Wisconsin Assembly Reinstates Med-Mal Caps But Governor’s Veto Likely

November 6, 2005

The Wisconsin State Assembly last month passed a bill to reinstate caps on medical malpractice awards in the state by a more than two-to-one margin.

Legislators voted 64-30 in favor of Assembly Bill 766, which imposes a $550,000 cap on non-economic damages for children and a $440,000 cap for non-economic damages for adults.

If approved, the bill would reimpose a cap on so-called “pain and suffering” awards in medical malpractice cases. In July, the State Supreme Court struck down a cap of $350,000 set in 1995.

The Supreme Court ruled 4-3 that the cap is “unreasonable and arbitrary” because there is no “rational” relationship between it and lower medical malpractice premiums. It also violates equal protection provisions in the Wisconsin Constitution, the court ruled.

The cap is significant because health care industry leaders have argued that it has helped keep medical malpractice insurance premiums much lower in Wisconsin than in many other states, since insurers need not worry about multi-million-dollar damage awards.

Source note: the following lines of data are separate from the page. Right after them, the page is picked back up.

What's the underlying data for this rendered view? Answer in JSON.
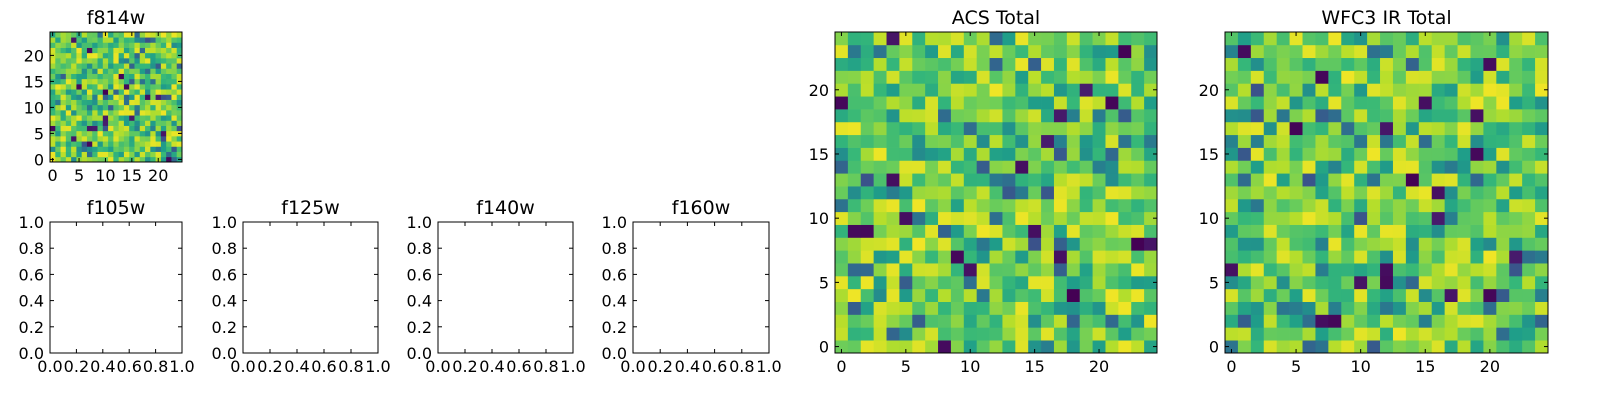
{
  "colormap": "viridis",
  "chart_data": [
    {
      "id": "f814w",
      "type": "heatmap",
      "title": "f814w",
      "grid_size": [
        25,
        25
      ],
      "xlim": [
        -0.5,
        24.5
      ],
      "ylim": [
        -0.5,
        24.5
      ],
      "xticks": [
        0,
        5,
        10,
        15,
        20
      ],
      "yticks": [
        0,
        5,
        10,
        15,
        20
      ],
      "vmin": 0.0,
      "vmax": 1.0,
      "values": "random noise field, 25x25 cells, values 0-1 (mostly 0.6-0.95 with scattered low outliers)"
    },
    {
      "id": "f105w",
      "type": "empty",
      "title": "f105w",
      "xlim": [
        0.0,
        1.0
      ],
      "ylim": [
        0.0,
        1.0
      ],
      "xticks": [
        "0.0",
        "0.2",
        "0.4",
        "0.6",
        "0.8",
        "1.0"
      ],
      "yticks": [
        "0.0",
        "0.2",
        "0.4",
        "0.6",
        "0.8",
        "1.0"
      ]
    },
    {
      "id": "f125w",
      "type": "empty",
      "title": "f125w",
      "xlim": [
        0.0,
        1.0
      ],
      "ylim": [
        0.0,
        1.0
      ],
      "xticks": [
        "0.0",
        "0.2",
        "0.4",
        "0.6",
        "0.8",
        "1.0"
      ],
      "yticks": [
        "0.0",
        "0.2",
        "0.4",
        "0.6",
        "0.8",
        "1.0"
      ]
    },
    {
      "id": "f140w",
      "type": "empty",
      "title": "f140w",
      "xlim": [
        0.0,
        1.0
      ],
      "ylim": [
        0.0,
        1.0
      ],
      "xticks": [
        "0.0",
        "0.2",
        "0.4",
        "0.6",
        "0.8",
        "1.0"
      ],
      "yticks": [
        "0.0",
        "0.2",
        "0.4",
        "0.6",
        "0.8",
        "1.0"
      ]
    },
    {
      "id": "f160w",
      "type": "empty",
      "title": "f160w",
      "xlim": [
        0.0,
        1.0
      ],
      "ylim": [
        0.0,
        1.0
      ],
      "xticks": [
        "0.0",
        "0.2",
        "0.4",
        "0.6",
        "0.8",
        "1.0"
      ],
      "yticks": [
        "0.0",
        "0.2",
        "0.4",
        "0.6",
        "0.8",
        "1.0"
      ]
    },
    {
      "id": "acs-total",
      "type": "heatmap",
      "title": "ACS Total",
      "grid_size": [
        25,
        25
      ],
      "xlim": [
        -0.5,
        24.5
      ],
      "ylim": [
        -0.5,
        24.5
      ],
      "xticks": [
        0,
        5,
        10,
        15,
        20
      ],
      "yticks": [
        0,
        5,
        10,
        15,
        20
      ],
      "vmin": 0.0,
      "vmax": 1.0,
      "values": "random noise field, 25x25 cells, values 0-1 (mostly 0.6-0.95 with scattered low outliers)"
    },
    {
      "id": "wfc3-ir-total",
      "type": "heatmap",
      "title": "WFC3 IR Total",
      "grid_size": [
        25,
        25
      ],
      "xlim": [
        -0.5,
        24.5
      ],
      "ylim": [
        -0.5,
        24.5
      ],
      "xticks": [
        0,
        5,
        10,
        15,
        20
      ],
      "yticks": [
        0,
        5,
        10,
        15,
        20
      ],
      "vmin": 0.0,
      "vmax": 1.0,
      "values": "random noise field, 25x25 cells, values 0-1 (mostly 0.6-0.95 with scattered low outliers)"
    }
  ]
}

According to a search conducted by the Milwaukee Journal Sentinel, the caps, though rarely directly applied, appear to have contributed to a dramatic decline in the rate of malpractice lawsuits.

Governor likely to veto

Gov. Jim Doyle has said he is likely to veto the bill since it resembles the law that was struck down by the Supreme Court as unconstitutional.

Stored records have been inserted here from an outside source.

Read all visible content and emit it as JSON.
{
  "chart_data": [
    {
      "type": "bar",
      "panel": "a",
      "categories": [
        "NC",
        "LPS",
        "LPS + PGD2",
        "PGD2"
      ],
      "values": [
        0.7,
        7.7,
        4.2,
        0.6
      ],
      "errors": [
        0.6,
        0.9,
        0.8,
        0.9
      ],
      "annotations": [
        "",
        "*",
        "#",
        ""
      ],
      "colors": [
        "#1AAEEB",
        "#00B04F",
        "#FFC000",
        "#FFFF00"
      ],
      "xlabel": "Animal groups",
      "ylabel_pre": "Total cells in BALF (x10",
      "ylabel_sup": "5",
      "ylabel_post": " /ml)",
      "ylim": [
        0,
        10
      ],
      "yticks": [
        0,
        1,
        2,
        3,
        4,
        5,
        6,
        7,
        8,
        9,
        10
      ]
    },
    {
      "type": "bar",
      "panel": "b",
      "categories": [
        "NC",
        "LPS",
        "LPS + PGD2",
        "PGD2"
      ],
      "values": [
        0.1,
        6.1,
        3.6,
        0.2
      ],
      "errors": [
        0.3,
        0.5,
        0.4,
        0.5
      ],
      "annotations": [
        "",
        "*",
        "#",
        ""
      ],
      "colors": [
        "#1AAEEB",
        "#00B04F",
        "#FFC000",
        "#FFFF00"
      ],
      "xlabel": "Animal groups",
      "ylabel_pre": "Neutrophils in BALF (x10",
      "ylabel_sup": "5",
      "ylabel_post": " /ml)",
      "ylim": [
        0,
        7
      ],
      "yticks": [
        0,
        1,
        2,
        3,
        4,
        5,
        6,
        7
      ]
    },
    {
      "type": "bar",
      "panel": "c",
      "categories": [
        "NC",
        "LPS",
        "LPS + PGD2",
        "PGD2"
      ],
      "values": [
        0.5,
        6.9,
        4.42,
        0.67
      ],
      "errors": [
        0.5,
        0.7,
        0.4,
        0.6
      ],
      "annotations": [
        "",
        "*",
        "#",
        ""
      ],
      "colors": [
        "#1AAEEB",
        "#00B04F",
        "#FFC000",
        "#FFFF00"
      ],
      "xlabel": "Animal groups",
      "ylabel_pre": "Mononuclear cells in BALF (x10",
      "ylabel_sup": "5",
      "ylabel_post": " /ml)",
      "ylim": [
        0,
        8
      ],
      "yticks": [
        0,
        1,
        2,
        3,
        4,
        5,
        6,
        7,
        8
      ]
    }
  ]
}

The issue has been fomenting in Wisconsin for more than 30 years. In 1975, the legislature created the Patients’ Compensation Fund to pay off jury verdict amounts beyond doctors’ insurance coverage. It also limited awards to $500,000 if the fund ever ran low, but that provision was never invoked.

Now called the Injured Patients and Families Compensation Fund, the doctor-funded pool of money covers verdict amounts of more than $1 million. This summer, it had a balance of more than $740 million. The fees most doctors are required to contribute to the fund are as low as, or lower than, fees from the late 1980s.

In 1986, the Wisconsin legislature set a $1 million limit on pain-and-suffering damages, which expired in 1991. In 1995, the $350,000 cap was established, which was struck down by the Supreme Court in July.